The fillrate is ratio between the expected sales and the expected demand over the coverage timespan. The naive application of the fillrate function directly to the demand output does not yield the intended result. Indeed, there is a part of the demand that is satisfied by the stock on hand and stock on order, hence the baseline is off.

Instead, the fillrate function should be applied to another ranvar called TotalDemand, which can be seen as an estimate of the total demand over the coverage timespan. The average expected TotalDemand is equal to the sum of the baselines over the time window of interest, and the shape of the TotalDemand is the same as the shape of the demand output. Therefore, to compute the estimation of the TotalDemand, one must right shift the demand ranvar up until its average is equal to baselines sum. The value of the shift can be interpreted as the expected demand that is already satisfied by existing stock, we call it SatisfiedDemand.

The fillrate function can then be applied to the TotalDemand. The current fillrate (the fillrate if no order is placed) is equal to the sum of the fillrate increments between 1 and SatisfiedDemand. The increments of fillrate generated by newly placed orders are the fillrate increments starting from SatisfiedDemand+1.

If theSatisfiedDemand is not an integer, we round it since ranvars in Envision can only be shifted by integers.

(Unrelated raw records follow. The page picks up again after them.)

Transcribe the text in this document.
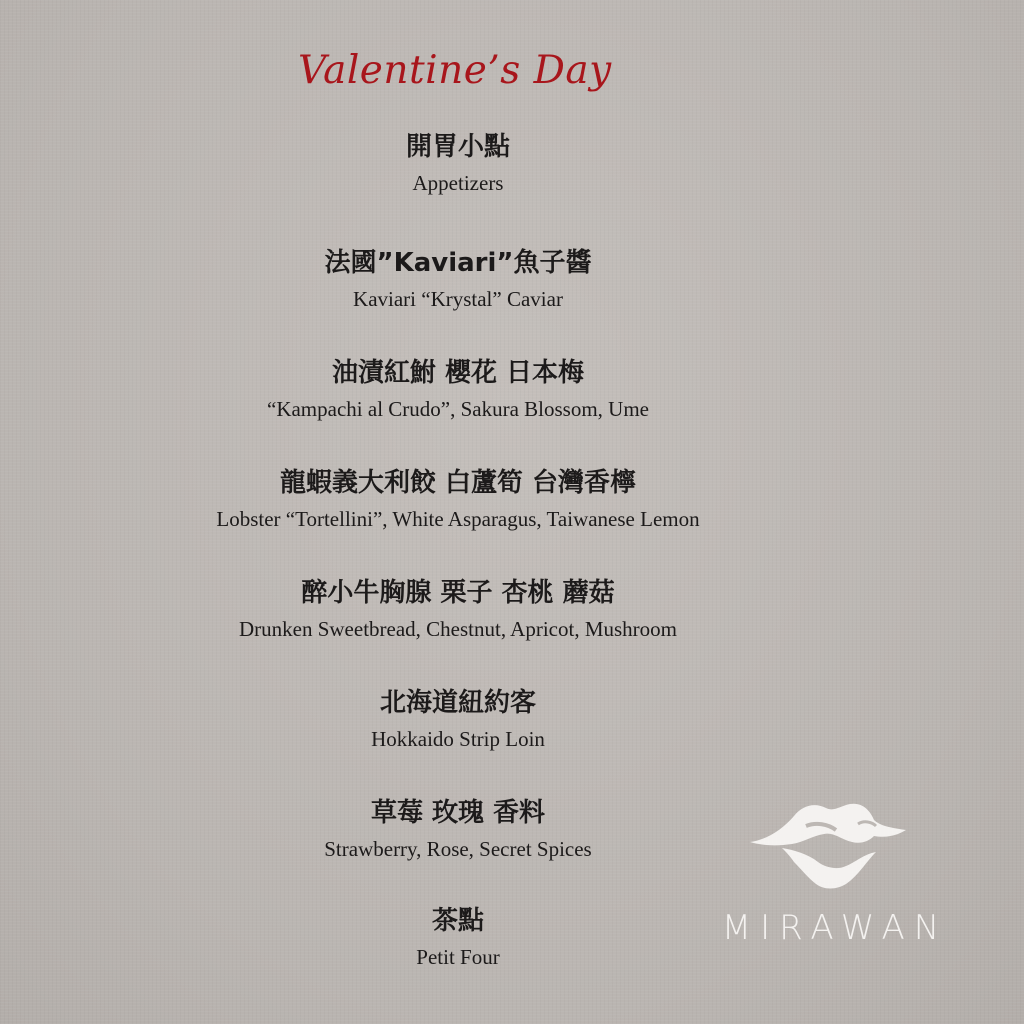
Valentine’s Day
開胃小點
Appetizers
法國”Kaviari”魚子醬
Kaviari “Krystal” Caviar
油漬紅鮒 櫻花 日本梅
“Kampachi al Crudo”, Sakura Blossom, Ume
龍蝦義大利餃 白蘆筍 台灣香檸
Lobster “Tortellini”, White Asparagus, Taiwanese Lemon
醉小牛胸腺 栗子 杏桃 蘑菇
Drunken Sweetbread, Chestnut, Apricot, Mushroom
北海道紐約客
Hokkaido Strip Loin
草莓 玫瑰 香料
Strawberry, Rose, Secret Spices
茶點
Petit Four
MIRAWAN
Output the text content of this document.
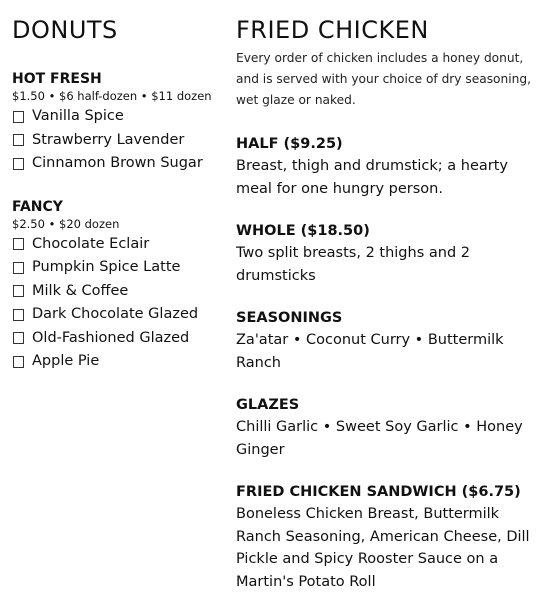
DONUTS
HOT FRESH

$1.50 • $6 half-dozen • $11 dozen

Vanilla Spice
Strawberry Lavender
Cinnamon Brown Sugar
FANCY

$2.50 • $20 dozen

Chocolate Eclair
Pumpkin Spice Latte
Milk & Coffee
Dark Chocolate Glazed
Old-Fashioned Glazed
Apple Pie
FRIED CHICKEN

Every order of chicken includes a honey donut, and is served with your choice of dry seasoning, wet glaze or naked.

HALF ($9.25)

Breast, thigh and drumstick; a hearty meal for one hungry person.

WHOLE ($18.50)

Two split breasts, 2 thighs and 2 drumsticks

SEASONINGS

Za'atar • Coconut Curry • Buttermilk Ranch

GLAZES

Chilli Garlic • Sweet Soy Garlic • Honey Ginger

FRIED CHICKEN SANDWICH ($6.75)

Boneless Chicken Breast, Buttermilk Ranch Seasoning, American Cheese, Dill Pickle and Spicy Rooster Sauce on a Martin's Potato Roll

Example (to be appended to the above sample script) :

Items.MeanPriorDemand = sum(Periods.Baseline)
  when (Periods.N >= Items.LeadTime and 
        Periods.N < Items.LeadTime + Items.ReorderFrequency)
Items.SatisfiedDemand = Items.MeanPriorDemand - mean(Items.Demand)
Items.TotalDemand = Items.Demand + round(Items.SatisfiedDemand)
Items.Fillrate = fillrate(Items.TotalDemand)

Items.NewOrder = 3
Items.CurrentFillrate = int(Items.Fillrate, 1, Items.SatisfiedDemand)
Items.NewFillrate = int(Items.Fillrate, 1, Items.SatisfiedDemand+Items.NewOrder)

Items.TextId = text(Items.Id)
show table "Fillrates" with Items.TextId, Items.CurrentFillrate, Items.NewFillrate

Annex: multi-echelon systems, actionrwd.dampen, and stockOffHand

StockOffHand is an optional argument of the action reward function. It is a zedfunc that represents what can be seen as the ‘stochastic’ stockOnHand, which reflects the stock available at a downstream echelon of the supply chain. See actionrwd.dampen for more details.